Instead, she put away books and then organised Shelagh's photographs of her family, while Shelagh herself found homes for others of her few belongings – three long playing records, a memento of her mother – then arranged the remainder for her return. Jenny suspected she knew when the simple glass vase might recently have been used and the origins of a drawing of a nun hand-in-hand with a cheerful school boy, although she could make no sense of a matchbox containing a dead butterfly.

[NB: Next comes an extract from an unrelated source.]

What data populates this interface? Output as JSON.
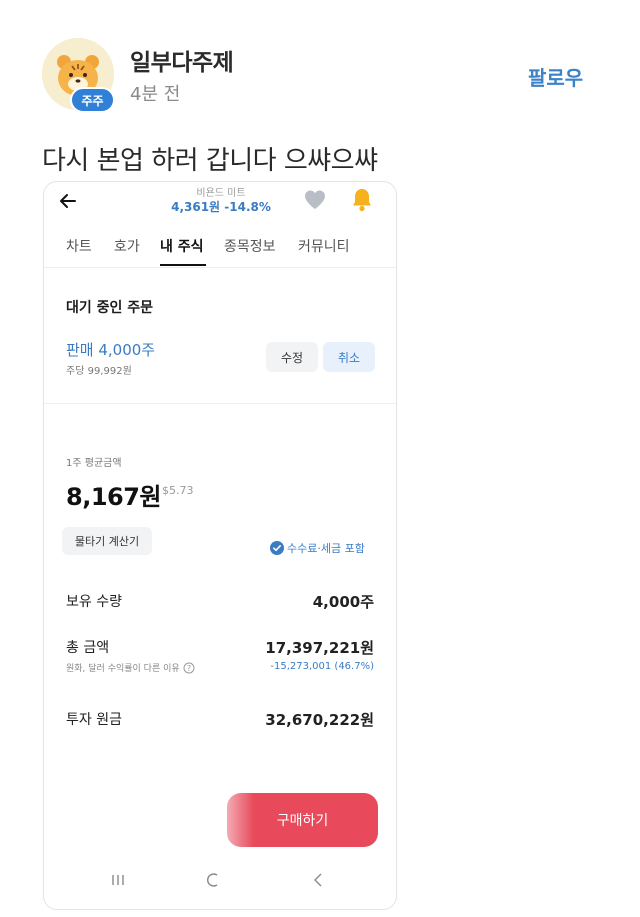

For Timothy too the week had been exhausting; inconsistently, he looked back almost longingly to the calm days of waiting. On Tuesday, Shelagh had returned from lunch with Auntie Louisa with a note for him, which proved to be the promised list of plays and a postscript that Uncle David would telephone on Thursday, allegedly to tell his father about Uncle Kenneth's trip to London, but really to find out Timothy's choice. After Shelagh left that evening, he therefore began inveigling; on Mrs. Harrison's night off, Dad was never on call, while no amount of prayer, however fervent, could guarantee no medical emergency the following night. Patrick, while most surprised by Timothy asking whether they had Shakespeare's plays in the sitting room because he was his favourite writer or if he really preferred people who wrote plays now more and just liked the book because it had a nice cover, was happy to be asked. He became slightly more suspicious when Timothy pursued the topic, asking what his favourite Shakespeare play was, then his second favourite, then the third, not entirely convinced by Timothy's claim that he was 'just interested'. Nonetheless, he brushed it aside, reminding himself that an enquiring mind was always to be encouraged, whatever the dubious reasons why it enquired. Instead, he explained about a king who was a little like Grandpa Turner or Sister Monica Joan and always left him in tears, why he liked Henry V at school but never wanted to see it again and what was funny about a man who was a woman (and originally a boy anyway) or a man in yellow stockings. Plucking the complete works from their shelf, he even proved that the stage direction 'Exit, pursued by a bear' really did appear in his favourite play, which led to so energetic a debate over whether being eaten by a bear was sad or funny that the evening eventually became a Hot Chocolate Night. Timothy, after ascertaining that one of the titles on Uncle David's list was his father's third favourite Shakespeare play, thoroughly enjoyed this cultural meander, although he didn't really understand his father's assertion that the unfortunate 'death by hungry bear' incident was both comic and tragic. However, trying to trick his father into a straight answer without giving the game away had been so difficult that he not only felt he deserved the Hot Chocolate, but also wondered whether his father had once had specialist training in how to avoid telling the truth.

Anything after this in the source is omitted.